Quoique discret, il est très introduit dans les grandes sphères de décisions sur le monde des affaires dans notre pays. Deuxième Vice-Président de la Chambre de Commerce, Membre du Conseil de crédit de la BCEAO, Membre du Conseil Présidentiel pour l’Investissement, Clément Ahialey est un décideur des premières sphères. Un statut qui lui permet de se livrer, en toute impunité, à des excès et des impairs, autant à l’égard de ses personnels que dans ses affaires.

Pendant que près de 700 agents de Wacem et la trentaine d’ATS sont à la maison, Clément Ahialey passe du bon temps, avec sa nouvelle compagne Edwige Badakou, Miss Togo 2004 et Miss Coupe du Monde 2006. Cette dernière a fait un enfant avec l’homme d’affaires divorcé et est d’ailleurs, elle aussi, actionnaire dans Wacem. Le nom de M. Ahialey rime avec ripailles, grand luxe et vie princière. On apprend par exemple que ses chaussures sont de hautes marques italiennes, Berluti par exemple, tissées à la main, griffées de son nom et la paire pourrait coûter jusqu’à deux millions de nos francs. Un seul de ses trolleys (petite valise) ne coûte pas moins de 3 millions de nos francs. Ses propriétés immobilières à Lomé et au Togo sont innombrables.
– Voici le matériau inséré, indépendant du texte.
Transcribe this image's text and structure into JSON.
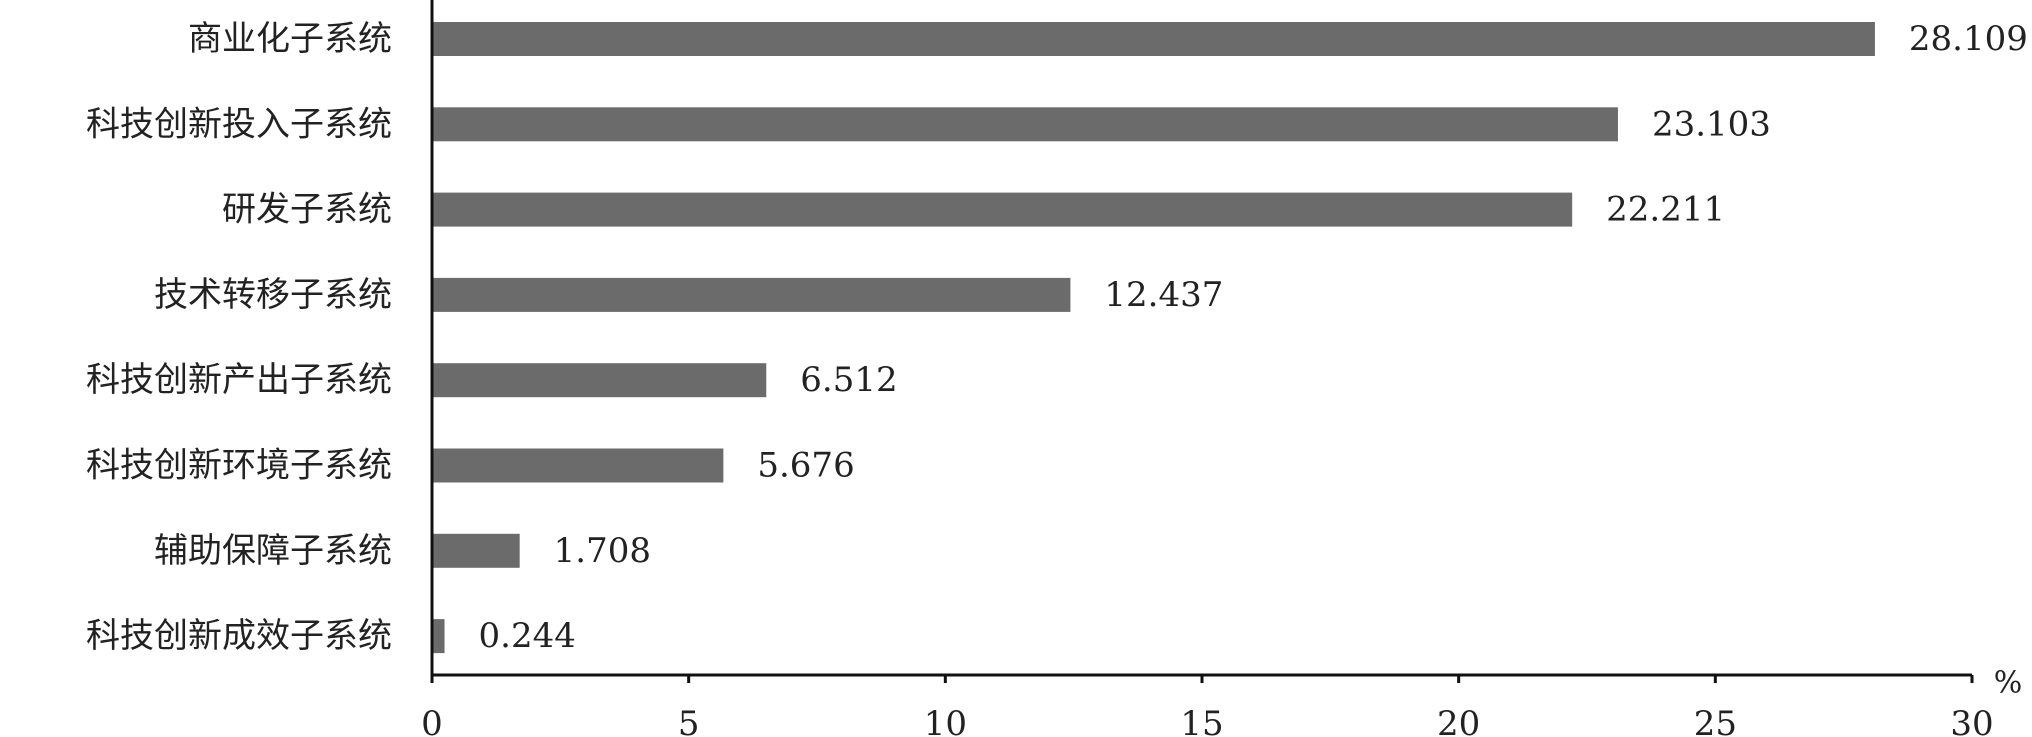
{
  "chart_data": {
    "type": "bar",
    "orientation": "horizontal",
    "categories": [
      "商业化子系统",
      "科技创新投入子系统",
      "研发子系统",
      "技术转移子系统",
      "科技创新产出子系统",
      "科技创新环境子系统",
      "辅助保障子系统",
      "科技创新成效子系统"
    ],
    "values": [
      28.109,
      23.103,
      22.211,
      12.437,
      6.512,
      5.676,
      1.708,
      0.244
    ],
    "value_labels": [
      "28.109",
      "23.103",
      "22.211",
      "12.437",
      "6.512",
      "5.676",
      "1.708",
      "0.244"
    ],
    "xlim": [
      0,
      30
    ],
    "xticks": [
      0,
      5,
      10,
      15,
      20,
      25,
      30
    ],
    "xtick_labels": [
      "0",
      "5",
      "10",
      "15",
      "20",
      "25",
      "30"
    ],
    "unit": "%",
    "grid": false,
    "bar_color": "#6b6b6b"
  }
}
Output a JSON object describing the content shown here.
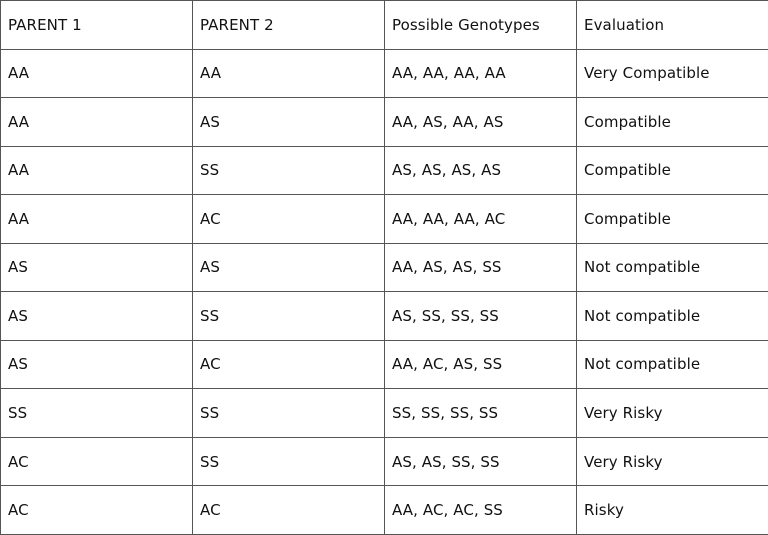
{
  "table": {
    "headers": [
      "PARENT 1",
      "PARENT 2",
      "Possible Genotypes",
      "Evaluation"
    ],
    "rows": [
      [
        "AA",
        "AA",
        "AA, AA, AA, AA",
        "Very Compatible"
      ],
      [
        "AA",
        "AS",
        "AA, AS, AA, AS",
        "Compatible"
      ],
      [
        "AA",
        "SS",
        "AS, AS, AS, AS",
        "Compatible"
      ],
      [
        "AA",
        "AC",
        "AA, AA, AA, AC",
        "Compatible"
      ],
      [
        "AS",
        "AS",
        "AA, AS, AS, SS",
        "Not compatible"
      ],
      [
        "AS",
        "SS",
        "AS, SS, SS, SS",
        "Not compatible"
      ],
      [
        "AS",
        "AC",
        "AA, AC, AS, SS",
        "Not compatible"
      ],
      [
        "SS",
        "SS",
        "SS, SS, SS, SS",
        "Very Risky"
      ],
      [
        "AC",
        "SS",
        "AS, AS, SS, SS",
        "Very Risky"
      ],
      [
        "AC",
        "AC",
        "AA, AC, AC, SS",
        "Risky"
      ]
    ]
  }
}
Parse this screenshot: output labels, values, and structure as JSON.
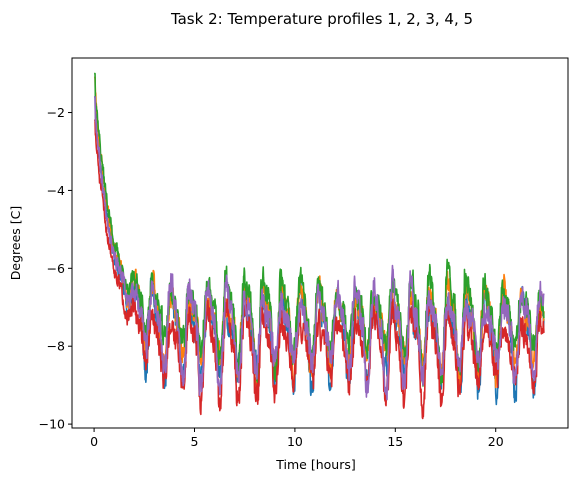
{
  "chart_data": {
    "type": "line",
    "title": "Task 2: Temperature profiles 1, 2, 3, 4, 5",
    "xlabel": "Time [hours]",
    "ylabel": "Degrees [C]",
    "xlim": [
      -1.1,
      23.6
    ],
    "ylim": [
      -10.1,
      -0.6
    ],
    "xticks": [
      0,
      5,
      10,
      15,
      20
    ],
    "yticks": [
      -10,
      -8,
      -6,
      -4,
      -2
    ],
    "xtick_labels": [
      "0",
      "5",
      "10",
      "15",
      "20"
    ],
    "ytick_labels": [
      "−10",
      "−8",
      "−6",
      "−4",
      "−2"
    ],
    "grid": false,
    "legend": "none",
    "description_of_shape": "Five noisy temperature series start near -1 to -2 C at t=0, decay exponentially to about -7.5 C by ~2.5 h, then oscillate with ~0.9 h period between about -9 and -6 C until ~22.5 h.",
    "series": [
      {
        "color": "#1f77b4",
        "start": -1.6,
        "steady": -7.6,
        "amp": 1.05,
        "offset": -0.15,
        "seed": 11
      },
      {
        "color": "#ff7f0e",
        "start": -1.1,
        "steady": -7.5,
        "amp": 0.95,
        "offset": 0.05,
        "seed": 23
      },
      {
        "color": "#2ca02c",
        "start": -1.0,
        "steady": -7.4,
        "amp": 1.0,
        "offset": 0.15,
        "seed": 37
      },
      {
        "color": "#d62728",
        "start": -2.2,
        "steady": -7.8,
        "amp": 1.0,
        "offset": -0.3,
        "seed": 51
      },
      {
        "color": "#9467bd",
        "start": -1.6,
        "steady": -7.55,
        "amp": 1.05,
        "offset": 0.0,
        "seed": 67
      }
    ],
    "t_end": 22.4,
    "samples": 1400,
    "decay_tau": 0.9,
    "period": 0.92
  }
}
Des pierres précieuses telles que l’or et le diamant font partie du trésor personnel de l’homme de 61 ans, complice du duo indien Patel et Prasad.

L’impressionnant trésor de M. Ahialey n’est pas sans attirer autour de lui des personnalités de l’Etat. Depuis son bureau d’ATS, situé dans la zone portuaire, le magnat voit défiler toutes sortes de personnalités qu’il alimente avec les fruits de ses « bonnes » (sic) affaires. Ministres, anciens ministres, hommes d’affaires, hommes politiques, officiers supérieurs de l’armée, Ahialey en fréquente plusieurs. Il laisse quelques-uns parmi eux rentrer dans son intimité et prendre du plaisir avec le confort de ses résidences privées de la capitale. Comme on le voit bien, Clément Ahialey est incontestablement une figure discrète mais importante de la minorité dont a parlé, il y a quelques années, Faure Gnassingbé.